Sur le parvis de l'église, nous avons échangé nos petites joies et nos lourdes peines trop longtemps contenues. Méfions-nous de l'apparente sérénité, des rires qui se veulent rassurants et surtout des longs silences résignés. Plongés dans la douleur, il arrive que nous retenions notre souffle dans la crainte de nous y noyer. Le contraire est aussi possible: nous tâchons de sourire et nous parlons d'abondance pour étouffer le cri qui monte parce que nous savons qu'il brûlera l'espoir.
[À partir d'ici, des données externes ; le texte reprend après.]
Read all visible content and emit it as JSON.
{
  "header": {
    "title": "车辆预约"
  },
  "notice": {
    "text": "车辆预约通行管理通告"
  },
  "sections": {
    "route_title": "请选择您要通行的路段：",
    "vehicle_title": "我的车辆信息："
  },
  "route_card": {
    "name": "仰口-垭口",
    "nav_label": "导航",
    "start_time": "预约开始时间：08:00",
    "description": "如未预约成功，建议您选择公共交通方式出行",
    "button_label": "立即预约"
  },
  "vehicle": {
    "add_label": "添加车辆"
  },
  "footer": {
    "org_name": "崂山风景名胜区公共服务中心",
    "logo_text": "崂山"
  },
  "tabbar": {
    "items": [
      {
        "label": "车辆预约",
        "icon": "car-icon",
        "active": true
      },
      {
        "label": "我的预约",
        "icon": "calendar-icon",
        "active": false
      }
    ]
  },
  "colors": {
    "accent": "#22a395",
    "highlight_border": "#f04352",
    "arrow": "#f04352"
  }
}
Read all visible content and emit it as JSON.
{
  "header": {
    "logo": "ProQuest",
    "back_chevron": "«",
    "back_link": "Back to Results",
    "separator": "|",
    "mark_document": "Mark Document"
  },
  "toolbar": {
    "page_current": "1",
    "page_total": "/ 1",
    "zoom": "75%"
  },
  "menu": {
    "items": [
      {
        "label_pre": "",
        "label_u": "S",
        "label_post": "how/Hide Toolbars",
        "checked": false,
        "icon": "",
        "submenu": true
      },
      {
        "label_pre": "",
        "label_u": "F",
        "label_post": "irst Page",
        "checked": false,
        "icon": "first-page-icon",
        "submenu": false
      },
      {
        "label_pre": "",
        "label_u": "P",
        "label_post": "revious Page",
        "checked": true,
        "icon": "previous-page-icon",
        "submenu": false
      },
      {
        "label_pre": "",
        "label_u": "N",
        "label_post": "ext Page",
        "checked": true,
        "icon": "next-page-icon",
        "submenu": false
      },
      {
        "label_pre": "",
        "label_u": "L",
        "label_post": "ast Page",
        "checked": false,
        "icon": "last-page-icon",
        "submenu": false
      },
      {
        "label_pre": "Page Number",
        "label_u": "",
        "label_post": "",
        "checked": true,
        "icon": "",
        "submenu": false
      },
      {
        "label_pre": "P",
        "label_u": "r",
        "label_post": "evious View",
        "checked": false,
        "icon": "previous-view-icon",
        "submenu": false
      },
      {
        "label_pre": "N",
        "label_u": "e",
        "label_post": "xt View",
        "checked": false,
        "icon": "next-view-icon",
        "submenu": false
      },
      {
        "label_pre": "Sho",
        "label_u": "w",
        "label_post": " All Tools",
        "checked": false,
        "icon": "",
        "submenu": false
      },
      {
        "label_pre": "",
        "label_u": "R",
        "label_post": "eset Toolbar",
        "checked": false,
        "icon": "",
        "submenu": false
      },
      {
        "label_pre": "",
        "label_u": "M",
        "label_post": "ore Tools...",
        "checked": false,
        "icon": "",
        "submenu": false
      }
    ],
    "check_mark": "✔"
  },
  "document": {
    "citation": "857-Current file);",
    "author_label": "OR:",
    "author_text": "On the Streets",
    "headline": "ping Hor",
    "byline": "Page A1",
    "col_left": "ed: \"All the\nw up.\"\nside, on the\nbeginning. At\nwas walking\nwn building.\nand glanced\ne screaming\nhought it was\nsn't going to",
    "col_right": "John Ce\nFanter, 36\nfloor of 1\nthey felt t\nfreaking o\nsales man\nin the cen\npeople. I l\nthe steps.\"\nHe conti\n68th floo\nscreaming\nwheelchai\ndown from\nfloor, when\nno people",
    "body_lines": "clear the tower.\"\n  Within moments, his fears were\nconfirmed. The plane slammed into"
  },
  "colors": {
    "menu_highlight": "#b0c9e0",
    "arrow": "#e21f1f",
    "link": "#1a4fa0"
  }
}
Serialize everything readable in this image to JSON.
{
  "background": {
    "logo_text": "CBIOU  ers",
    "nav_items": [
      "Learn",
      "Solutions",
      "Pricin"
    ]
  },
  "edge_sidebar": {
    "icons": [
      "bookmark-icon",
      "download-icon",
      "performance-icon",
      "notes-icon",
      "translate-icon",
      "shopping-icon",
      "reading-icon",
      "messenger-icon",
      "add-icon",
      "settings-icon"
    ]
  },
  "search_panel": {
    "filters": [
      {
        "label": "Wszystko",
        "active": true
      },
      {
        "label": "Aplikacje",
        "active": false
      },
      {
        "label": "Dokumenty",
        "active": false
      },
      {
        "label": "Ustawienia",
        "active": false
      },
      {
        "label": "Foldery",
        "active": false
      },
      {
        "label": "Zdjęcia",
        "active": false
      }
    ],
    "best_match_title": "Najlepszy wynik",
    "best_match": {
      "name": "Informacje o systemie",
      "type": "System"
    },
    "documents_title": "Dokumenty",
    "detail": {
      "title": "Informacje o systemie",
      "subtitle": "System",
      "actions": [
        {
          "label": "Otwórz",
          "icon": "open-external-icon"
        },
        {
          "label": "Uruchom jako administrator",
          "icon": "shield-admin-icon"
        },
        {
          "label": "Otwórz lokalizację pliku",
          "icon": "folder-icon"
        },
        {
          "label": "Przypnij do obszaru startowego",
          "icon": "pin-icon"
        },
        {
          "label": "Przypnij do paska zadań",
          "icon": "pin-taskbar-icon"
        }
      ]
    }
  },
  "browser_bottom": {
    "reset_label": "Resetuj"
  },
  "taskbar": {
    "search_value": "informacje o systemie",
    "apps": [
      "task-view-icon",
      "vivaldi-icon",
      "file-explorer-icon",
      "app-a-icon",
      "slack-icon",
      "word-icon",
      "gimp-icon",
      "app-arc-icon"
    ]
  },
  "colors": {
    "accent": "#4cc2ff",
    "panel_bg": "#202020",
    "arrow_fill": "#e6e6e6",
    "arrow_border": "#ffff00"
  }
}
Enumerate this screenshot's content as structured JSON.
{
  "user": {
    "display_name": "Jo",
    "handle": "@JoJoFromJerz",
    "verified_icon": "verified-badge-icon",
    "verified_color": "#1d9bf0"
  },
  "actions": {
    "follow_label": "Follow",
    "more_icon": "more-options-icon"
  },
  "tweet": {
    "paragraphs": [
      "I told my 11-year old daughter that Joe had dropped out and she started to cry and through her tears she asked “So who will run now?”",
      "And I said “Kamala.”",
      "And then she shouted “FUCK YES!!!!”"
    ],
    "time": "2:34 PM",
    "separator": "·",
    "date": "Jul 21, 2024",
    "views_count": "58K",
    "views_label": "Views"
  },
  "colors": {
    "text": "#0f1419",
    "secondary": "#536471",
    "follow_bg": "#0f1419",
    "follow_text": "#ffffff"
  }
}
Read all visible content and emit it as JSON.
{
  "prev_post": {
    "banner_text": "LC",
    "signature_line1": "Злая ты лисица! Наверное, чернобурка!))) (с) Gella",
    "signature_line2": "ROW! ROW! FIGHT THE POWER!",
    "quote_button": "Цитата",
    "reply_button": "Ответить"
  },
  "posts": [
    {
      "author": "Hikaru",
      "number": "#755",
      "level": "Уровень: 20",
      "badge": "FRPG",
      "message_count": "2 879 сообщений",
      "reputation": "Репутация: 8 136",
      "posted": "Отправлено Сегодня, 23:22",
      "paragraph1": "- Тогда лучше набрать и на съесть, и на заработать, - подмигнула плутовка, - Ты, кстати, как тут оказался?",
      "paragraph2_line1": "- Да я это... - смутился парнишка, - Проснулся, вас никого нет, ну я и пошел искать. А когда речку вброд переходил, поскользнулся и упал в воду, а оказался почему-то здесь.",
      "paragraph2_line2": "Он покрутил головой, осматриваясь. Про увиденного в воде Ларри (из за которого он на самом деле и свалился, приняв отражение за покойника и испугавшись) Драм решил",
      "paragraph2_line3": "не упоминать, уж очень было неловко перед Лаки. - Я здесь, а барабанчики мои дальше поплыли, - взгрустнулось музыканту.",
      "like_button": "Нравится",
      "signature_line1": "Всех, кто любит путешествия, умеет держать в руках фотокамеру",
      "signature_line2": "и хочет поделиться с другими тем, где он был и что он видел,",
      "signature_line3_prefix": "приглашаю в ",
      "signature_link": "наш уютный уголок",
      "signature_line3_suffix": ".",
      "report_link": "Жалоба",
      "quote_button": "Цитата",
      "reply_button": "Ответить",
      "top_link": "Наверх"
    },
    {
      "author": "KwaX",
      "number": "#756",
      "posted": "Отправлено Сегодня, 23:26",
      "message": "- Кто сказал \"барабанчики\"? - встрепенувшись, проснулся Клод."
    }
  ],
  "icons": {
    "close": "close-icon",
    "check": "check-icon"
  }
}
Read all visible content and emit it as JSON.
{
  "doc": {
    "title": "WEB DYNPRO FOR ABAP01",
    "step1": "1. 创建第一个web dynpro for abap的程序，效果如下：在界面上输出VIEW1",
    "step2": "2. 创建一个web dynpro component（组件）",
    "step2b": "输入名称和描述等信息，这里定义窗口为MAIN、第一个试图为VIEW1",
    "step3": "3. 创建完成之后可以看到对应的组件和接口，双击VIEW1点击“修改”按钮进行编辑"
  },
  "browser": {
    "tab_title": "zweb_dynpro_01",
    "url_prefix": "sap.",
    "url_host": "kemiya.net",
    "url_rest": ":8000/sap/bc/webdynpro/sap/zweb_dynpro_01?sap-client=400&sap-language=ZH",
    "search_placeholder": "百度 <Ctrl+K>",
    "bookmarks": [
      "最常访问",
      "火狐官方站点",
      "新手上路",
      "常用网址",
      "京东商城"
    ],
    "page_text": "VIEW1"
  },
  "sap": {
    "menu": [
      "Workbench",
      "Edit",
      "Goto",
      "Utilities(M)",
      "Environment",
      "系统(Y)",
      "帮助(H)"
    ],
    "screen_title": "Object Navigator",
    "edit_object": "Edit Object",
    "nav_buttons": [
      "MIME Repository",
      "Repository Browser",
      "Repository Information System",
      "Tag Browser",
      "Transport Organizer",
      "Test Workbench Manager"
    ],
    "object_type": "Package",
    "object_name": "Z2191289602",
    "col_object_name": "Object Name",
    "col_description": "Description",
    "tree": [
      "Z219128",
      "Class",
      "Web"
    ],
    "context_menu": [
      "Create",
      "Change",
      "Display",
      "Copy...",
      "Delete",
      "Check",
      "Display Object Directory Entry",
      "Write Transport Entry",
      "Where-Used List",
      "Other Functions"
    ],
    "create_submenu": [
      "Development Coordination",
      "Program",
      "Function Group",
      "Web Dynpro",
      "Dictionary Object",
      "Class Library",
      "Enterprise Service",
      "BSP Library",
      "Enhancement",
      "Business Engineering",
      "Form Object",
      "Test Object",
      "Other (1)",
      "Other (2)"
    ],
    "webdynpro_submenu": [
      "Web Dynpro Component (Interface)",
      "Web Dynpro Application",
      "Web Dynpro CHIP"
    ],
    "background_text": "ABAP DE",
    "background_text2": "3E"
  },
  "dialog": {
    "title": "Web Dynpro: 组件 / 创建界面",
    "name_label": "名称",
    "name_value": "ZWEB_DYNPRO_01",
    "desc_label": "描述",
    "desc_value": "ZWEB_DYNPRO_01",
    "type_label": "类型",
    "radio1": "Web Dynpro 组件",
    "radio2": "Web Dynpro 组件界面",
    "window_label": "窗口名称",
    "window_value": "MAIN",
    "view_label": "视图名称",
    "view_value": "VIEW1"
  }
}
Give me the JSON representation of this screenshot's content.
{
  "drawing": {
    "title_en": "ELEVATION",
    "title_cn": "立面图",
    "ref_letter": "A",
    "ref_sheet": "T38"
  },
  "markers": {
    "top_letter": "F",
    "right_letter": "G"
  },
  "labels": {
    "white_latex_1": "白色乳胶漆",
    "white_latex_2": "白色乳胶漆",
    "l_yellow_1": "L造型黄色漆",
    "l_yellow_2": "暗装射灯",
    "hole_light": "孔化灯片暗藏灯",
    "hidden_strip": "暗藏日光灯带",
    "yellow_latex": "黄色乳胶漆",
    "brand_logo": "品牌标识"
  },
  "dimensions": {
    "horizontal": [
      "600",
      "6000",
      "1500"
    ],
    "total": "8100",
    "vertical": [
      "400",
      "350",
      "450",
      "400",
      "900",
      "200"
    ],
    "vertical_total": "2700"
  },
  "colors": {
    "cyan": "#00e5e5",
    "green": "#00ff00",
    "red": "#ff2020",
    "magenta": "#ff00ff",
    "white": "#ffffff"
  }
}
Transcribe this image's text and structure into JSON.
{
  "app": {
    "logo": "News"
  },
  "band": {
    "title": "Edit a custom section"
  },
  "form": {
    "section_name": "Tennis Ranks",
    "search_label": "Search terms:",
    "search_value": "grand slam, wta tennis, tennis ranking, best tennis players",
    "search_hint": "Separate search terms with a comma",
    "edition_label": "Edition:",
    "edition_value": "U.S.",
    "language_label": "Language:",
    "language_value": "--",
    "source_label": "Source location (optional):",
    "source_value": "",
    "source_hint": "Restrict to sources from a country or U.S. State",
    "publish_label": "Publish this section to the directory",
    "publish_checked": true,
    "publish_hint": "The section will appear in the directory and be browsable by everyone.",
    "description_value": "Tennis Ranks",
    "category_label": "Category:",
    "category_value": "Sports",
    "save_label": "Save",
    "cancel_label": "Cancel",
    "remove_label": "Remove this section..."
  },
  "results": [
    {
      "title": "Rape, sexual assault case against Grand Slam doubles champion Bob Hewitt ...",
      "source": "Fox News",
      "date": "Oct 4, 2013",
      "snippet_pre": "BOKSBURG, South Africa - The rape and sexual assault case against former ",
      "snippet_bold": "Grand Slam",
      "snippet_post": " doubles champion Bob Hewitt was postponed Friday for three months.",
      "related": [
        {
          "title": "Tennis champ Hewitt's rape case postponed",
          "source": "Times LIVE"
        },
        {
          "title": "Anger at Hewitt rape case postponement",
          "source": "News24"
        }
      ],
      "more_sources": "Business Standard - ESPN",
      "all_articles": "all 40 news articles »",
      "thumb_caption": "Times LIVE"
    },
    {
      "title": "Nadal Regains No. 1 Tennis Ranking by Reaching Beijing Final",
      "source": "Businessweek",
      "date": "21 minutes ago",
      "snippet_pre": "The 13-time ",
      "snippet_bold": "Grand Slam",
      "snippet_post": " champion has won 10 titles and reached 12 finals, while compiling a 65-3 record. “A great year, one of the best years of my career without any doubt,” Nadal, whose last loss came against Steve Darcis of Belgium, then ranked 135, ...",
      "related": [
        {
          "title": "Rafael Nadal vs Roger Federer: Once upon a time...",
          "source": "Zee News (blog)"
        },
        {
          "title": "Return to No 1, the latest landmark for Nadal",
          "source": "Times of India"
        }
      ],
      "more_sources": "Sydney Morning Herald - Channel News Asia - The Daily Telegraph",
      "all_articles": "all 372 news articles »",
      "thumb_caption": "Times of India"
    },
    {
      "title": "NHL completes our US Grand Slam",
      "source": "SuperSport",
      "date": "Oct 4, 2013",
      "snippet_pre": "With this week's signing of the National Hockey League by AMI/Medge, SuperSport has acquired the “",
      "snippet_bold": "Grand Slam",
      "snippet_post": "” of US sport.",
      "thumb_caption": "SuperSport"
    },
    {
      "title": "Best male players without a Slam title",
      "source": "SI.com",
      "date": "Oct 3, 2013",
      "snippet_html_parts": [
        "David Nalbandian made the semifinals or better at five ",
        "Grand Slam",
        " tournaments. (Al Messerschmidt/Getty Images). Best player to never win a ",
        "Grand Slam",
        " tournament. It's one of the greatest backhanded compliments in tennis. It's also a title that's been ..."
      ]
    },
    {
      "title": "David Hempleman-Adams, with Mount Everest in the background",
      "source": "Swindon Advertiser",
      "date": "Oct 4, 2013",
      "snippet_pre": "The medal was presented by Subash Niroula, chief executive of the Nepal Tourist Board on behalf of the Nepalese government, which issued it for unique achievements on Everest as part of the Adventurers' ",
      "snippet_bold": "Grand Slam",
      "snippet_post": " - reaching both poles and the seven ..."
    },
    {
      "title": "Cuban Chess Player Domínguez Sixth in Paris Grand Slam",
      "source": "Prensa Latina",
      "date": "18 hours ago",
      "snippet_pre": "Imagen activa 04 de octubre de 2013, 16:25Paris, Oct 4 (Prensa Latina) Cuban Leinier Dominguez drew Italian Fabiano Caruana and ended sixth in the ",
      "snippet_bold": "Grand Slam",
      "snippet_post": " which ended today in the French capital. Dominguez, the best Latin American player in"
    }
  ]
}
Nous aurions bien besoin d'un minimum de recueillement, mais l'étourdissant bruit médiatique, Facebook, les textos, les caméras et micros placés sous notre nez cherchent l'émotion, quitte, parfois, à la mettre en scène. Nous errons comme des âmes en peine, déconnectés de notre souffrance. Combien de temps encore avant l'implosion du coeur, avant le moment d'après?

Les évacués et sinistrés qui ont vécu l'invasion médiatique et la promiscuité des dortoirs le savent d'expérience. Le bonheur est fait de petites choses et d'habitudes: de l'odeur du café, du journal sur la table, d'une cuvette propre et fraîche, du ronronnement du frigo, d'un collet de mousse sur la bière et de rencontres fortuites au bureau de poste, à l'épicerie ou à la pharmacie. Certains se seraient surpris à rêver à la tondeuse importune du voisin, tôt le dimanche matin, ou à la musique tonitruante des ados d'en face. Bref, à la vie d'avant. C'est bête: le bonheur, comme la santé, se réalise une fois perdu.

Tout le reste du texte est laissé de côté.